From the foregoing description, numerous modifications and other embodiments of the present invention are obvious to one skilled in the art. Therefore, the foregoing description should be interpreted only as an example and is provided for the purpose of teaching the best mode for carrying out the present invention to one skilled in the art. The structural and/or functional details may be substantially altered without departing from the spirit of the present invention.

INDUSTRIAL APPLICABILITY

The present invention is widely and suitably applicable in the field of manufacturing a formed component for aircraft use made of an aluminum alloy.

Claims

1. A method of manufacturing a formed component for aircraft use made of an aluminum alloy, the method comprising:

subjecting a material made of an aluminum alloy to solution heat treatment; then

forming the material into a predetermined shape under cold working conditions; and thereafter

subjecting the material to artificial age-hardening treatment, wherein

under the cold working, the material is formed into the predetermined shape while a strain corresponding to a temper T8 is being imparted to the material by a roll forming apparatus.

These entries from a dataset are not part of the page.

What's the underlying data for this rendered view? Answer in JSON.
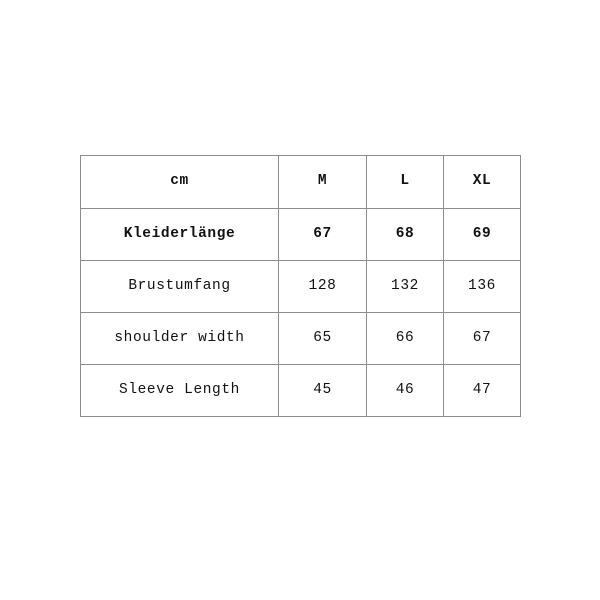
{
  "page": {
    "background_color": "#ffffff",
    "border_color": "#8c8c8c",
    "text_color": "#111111"
  },
  "size_chart": {
    "unit_label": "cm",
    "size_columns": [
      "M",
      "L",
      "XL"
    ],
    "rows": [
      {
        "label": "Kleiderlänge",
        "emphasis": true,
        "values": [
          "67",
          "68",
          "69"
        ]
      },
      {
        "label": "Brustumfang",
        "emphasis": false,
        "values": [
          "128",
          "132",
          "136"
        ]
      },
      {
        "label": "shoulder width",
        "emphasis": false,
        "values": [
          "65",
          "66",
          "67"
        ]
      },
      {
        "label": "Sleeve Length",
        "emphasis": false,
        "values": [
          "45",
          "46",
          "47"
        ]
      }
    ]
  },
  "chart_data": {
    "type": "table",
    "title": "",
    "unit": "cm",
    "columns": [
      "cm",
      "M",
      "L",
      "XL"
    ],
    "categories": [
      "Kleiderlänge",
      "Brustumfang",
      "shoulder width",
      "Sleeve Length"
    ],
    "series": [
      {
        "name": "M",
        "values": [
          67,
          128,
          65,
          45
        ]
      },
      {
        "name": "L",
        "values": [
          68,
          132,
          66,
          46
        ]
      },
      {
        "name": "XL",
        "values": [
          69,
          136,
          67,
          47
        ]
      }
    ],
    "rows": [
      {
        "label": "Kleiderlänge",
        "M": 67,
        "L": 68,
        "XL": 69
      },
      {
        "label": "Brustumfang",
        "M": 128,
        "L": 132,
        "XL": 136
      },
      {
        "label": "shoulder width",
        "M": 65,
        "L": 66,
        "XL": 67
      },
      {
        "label": "Sleeve Length",
        "M": 45,
        "L": 46,
        "XL": 47
      }
    ]
  }
}
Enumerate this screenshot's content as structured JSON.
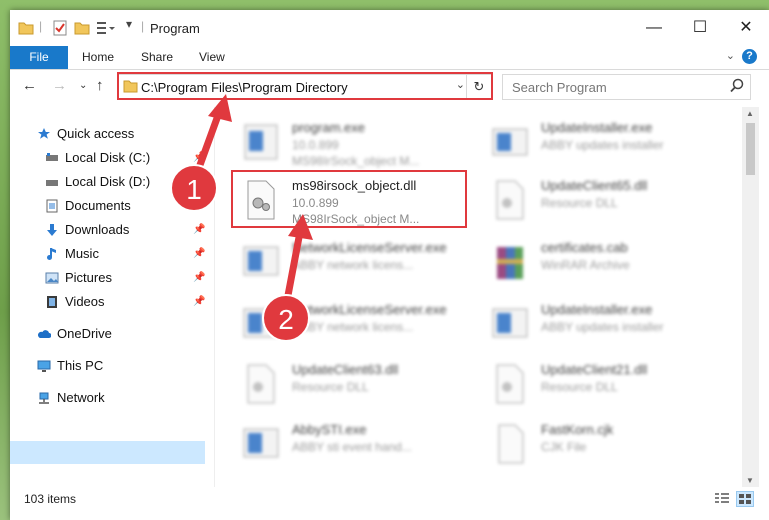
{
  "window": {
    "title": "Program"
  },
  "ribbon": {
    "file": "File",
    "tabs": [
      "Home",
      "Share",
      "View"
    ],
    "help": "?"
  },
  "address": {
    "path": "C:\\Program Files\\Program Directory"
  },
  "search": {
    "placeholder": "Search Program"
  },
  "sidebar": {
    "items": [
      {
        "label": "Quick access",
        "icon": "star-icon"
      },
      {
        "label": "Local Disk (C:)",
        "icon": "drive-icon"
      },
      {
        "label": "Local Disk (D:)",
        "icon": "drive-icon"
      },
      {
        "label": "Documents",
        "icon": "documents-icon"
      },
      {
        "label": "Downloads",
        "icon": "download-arrow-icon"
      },
      {
        "label": "Music",
        "icon": "music-note-icon"
      },
      {
        "label": "Pictures",
        "icon": "pictures-icon"
      },
      {
        "label": "Videos",
        "icon": "film-icon"
      },
      {
        "label": "OneDrive",
        "icon": "cloud-icon"
      },
      {
        "label": "This PC",
        "icon": "monitor-icon"
      },
      {
        "label": "Network",
        "icon": "network-icon"
      }
    ]
  },
  "files": [
    {
      "name": "program.exe",
      "line2": "10.0.899",
      "line3": "MS98IrSock_object M...",
      "icon": "exe-icon"
    },
    {
      "name": "UpdateInstaller.exe",
      "line2": "ABBY updates installer",
      "line3": "",
      "icon": "exe-icon"
    },
    {
      "name": "ms98irsock_object.dll",
      "line2": "10.0.899",
      "line3": "MS98IrSock_object M...",
      "icon": "dll-gear-icon"
    },
    {
      "name": "UpdateClient65.dll",
      "line2": "Resource DLL",
      "line3": "",
      "icon": "dll-gear-icon"
    },
    {
      "name": "NetworkLicenseServer.exe",
      "line2": "ABBY network licens...",
      "line3": "",
      "icon": "exe-icon"
    },
    {
      "name": "certificates.cab",
      "line2": "WinRAR Archive",
      "line3": "",
      "icon": "winrar-icon"
    },
    {
      "name": "NetworkLicenseServer.exe",
      "line2": "ABBY network licens...",
      "line3": "",
      "icon": "exe-icon"
    },
    {
      "name": "UpdateInstaller.exe",
      "line2": "ABBY updates installer",
      "line3": "",
      "icon": "exe-icon"
    },
    {
      "name": "UpdateClient63.dll",
      "line2": "Resource DLL",
      "line3": "",
      "icon": "dll-gear-icon"
    },
    {
      "name": "UpdateClient21.dll",
      "line2": "Resource DLL",
      "line3": "",
      "icon": "dll-gear-icon"
    },
    {
      "name": "AbbySTI.exe",
      "line2": "ABBY sti event hand...",
      "line3": "",
      "icon": "exe-icon"
    },
    {
      "name": "FastKorn.cjk",
      "line2": "CJK File",
      "line3": "",
      "icon": "blank-file-icon"
    }
  ],
  "status": {
    "items": "103 items"
  },
  "annotations": {
    "badge1": "1",
    "badge2": "2",
    "color": "#e0393e"
  }
}
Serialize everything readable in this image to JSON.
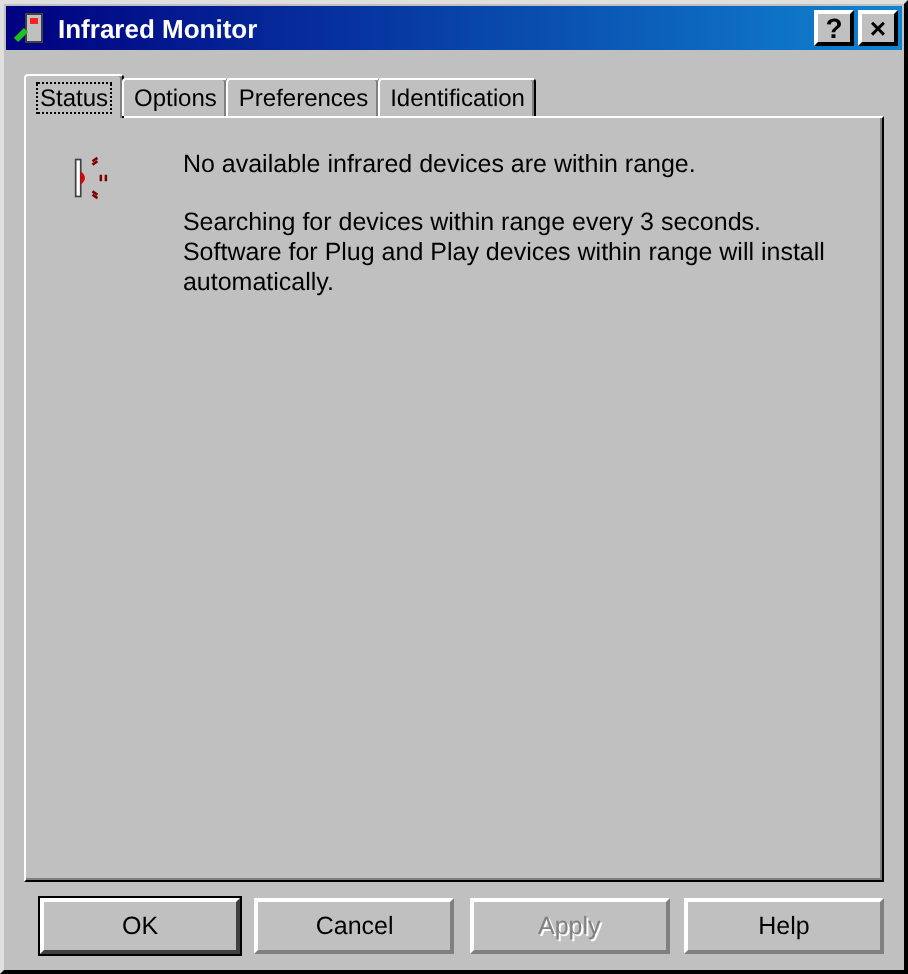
{
  "window": {
    "title": "Infrared Monitor"
  },
  "title_buttons": [
    "?",
    "×"
  ],
  "tabs": [
    {
      "label": "Status",
      "selected": true
    },
    {
      "label": "Options",
      "selected": false
    },
    {
      "label": "Preferences",
      "selected": false
    },
    {
      "label": "Identification",
      "selected": false
    }
  ],
  "status": {
    "message": "No available infrared devices are within range.",
    "details": [
      "Searching for devices within range every 3 seconds.",
      "Software for Plug and Play devices within range will install automatically."
    ]
  },
  "buttons": [
    {
      "label": "OK",
      "default": true,
      "disabled": false
    },
    {
      "label": "Cancel",
      "default": false,
      "disabled": false
    },
    {
      "label": "Apply",
      "default": false,
      "disabled": true
    },
    {
      "label": "Help",
      "default": false,
      "disabled": false
    }
  ]
}
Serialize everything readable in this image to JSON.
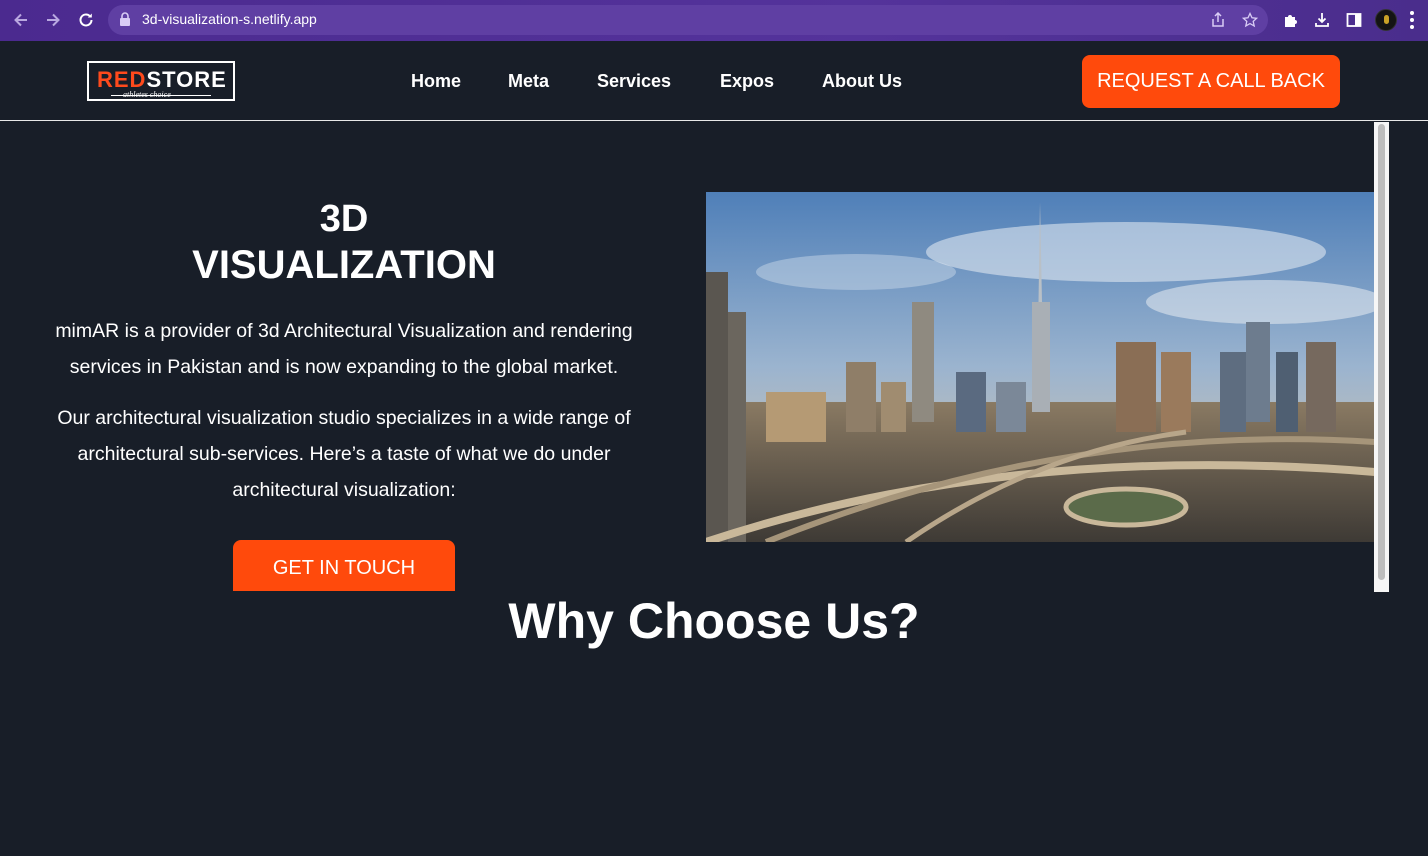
{
  "browser": {
    "url": "3d-visualization-s.netlify.app"
  },
  "header": {
    "logo": {
      "brand_red": "RED",
      "brand_white": "STORE",
      "tagline": "athletes choice"
    },
    "nav": [
      {
        "label": "Home"
      },
      {
        "label": "Meta"
      },
      {
        "label": "Services"
      },
      {
        "label": "Expos"
      },
      {
        "label": "About Us"
      }
    ],
    "cta_label": "REQUEST A CALL BACK"
  },
  "hero": {
    "title_line1": "3D",
    "title_line2": "VISUALIZATION",
    "paragraph1": "mimAR is a provider of 3d Architectural Visualization and rendering services in Pakistan and is now expanding to the global market.",
    "paragraph2": "Our architectural visualization studio specializes in a wide range of architectural sub-services. Here’s a taste of what we do under architectural visualization:",
    "button_label": "GET IN TOUCH"
  },
  "section": {
    "why_title": "Why Choose Us?"
  },
  "colors": {
    "accent": "#ff4a0c",
    "background": "#181e28",
    "chrome": "#4b2a8f"
  }
}
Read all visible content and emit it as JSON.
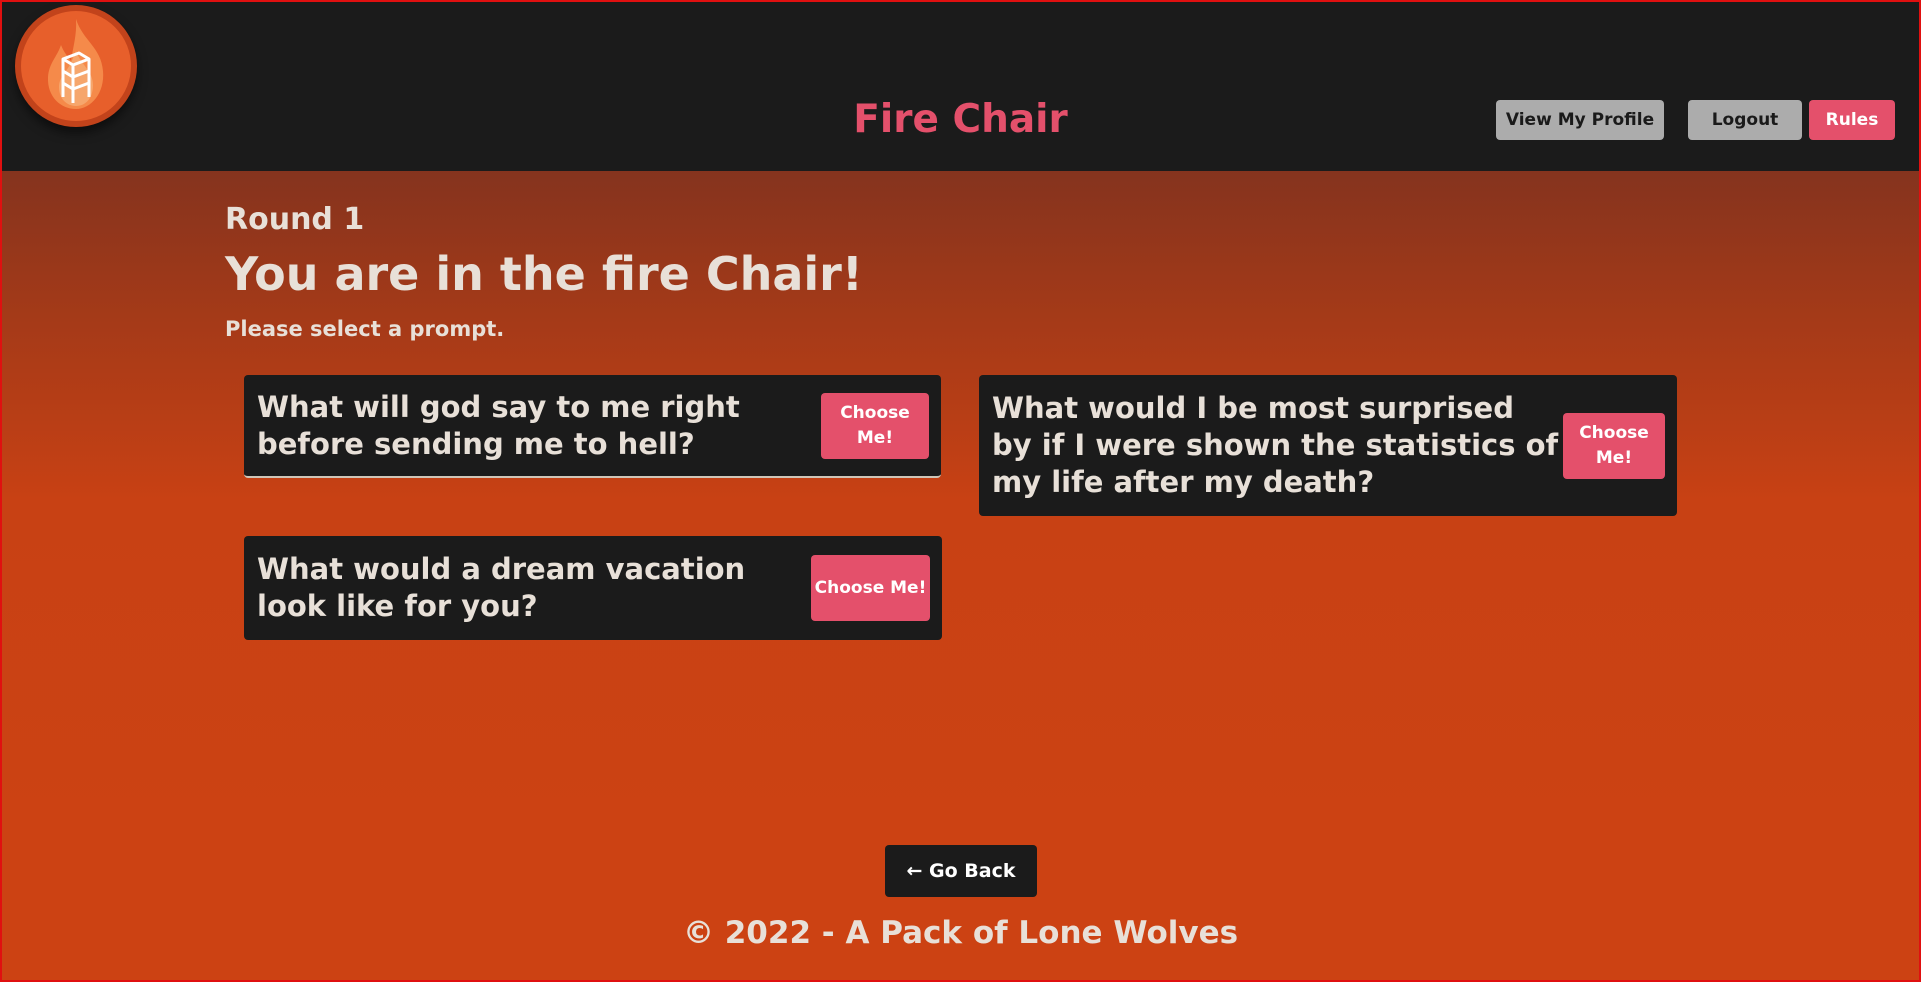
{
  "header": {
    "title": "Fire Chair",
    "logo_icon": "fire-chair-logo",
    "buttons": {
      "profile": "View My Profile",
      "logout": "Logout",
      "rules": "Rules"
    }
  },
  "main": {
    "round": "Round 1",
    "headline": "You are in the fire Chair!",
    "instruction": "Please select a prompt.",
    "prompts": [
      {
        "question": "What will god say to me right before sending me to hell?",
        "button": "Choose Me!"
      },
      {
        "question": "What would I be most surprised by if I were shown the statistics of my life after my death?",
        "button": "Choose Me!"
      },
      {
        "question": "What would a dream vacation look like for you?",
        "button": "Choose Me!"
      }
    ],
    "go_back": "← Go Back"
  },
  "footer": {
    "text": "© 2022 - A Pack of Lone Wolves"
  },
  "colors": {
    "accent": "#e4506b",
    "header_bg": "#1b1b1b",
    "card_bg": "#1b1b1b",
    "grey_button": "#acacac",
    "text": "#e8e0d8",
    "background_top": "#5e2a1e",
    "background_bottom": "#cc4213"
  }
}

2. The method of manufacturing a formed component for aircraft use according to claim 1, wherein

the roll forming apparatus is a multi-stage roll forming apparatus.

3. The method of manufacturing a formed component for aircraft use according to claim 2, wherein

a clearance of at least some of rolls of the multi-stage roll forming apparatus is adjusted to be less than a thickness of the material to impart a compressive strain to the material.

4. The method of manufacturing a formed component for aircraft use according to claim 1, wherein

the strain imparted to the material when the forming of the material is performed is a compressive strain or a tensile strain.

5. The method of manufacturing a formed component for aircraft use according to claim 1, wherein

the aluminum alloy is an aluminum-lithium alloy containing lithium.

6. The method of manufacturing a formed component for aircraft use according to claim 1, wherein

the formed component for aircraft use is a frame or a stringer.

7. A formed component for aircraft use made of an aluminum alloy, the formed component being obtained by the method of manufacturing a formed component for aircraft use according to claim 1.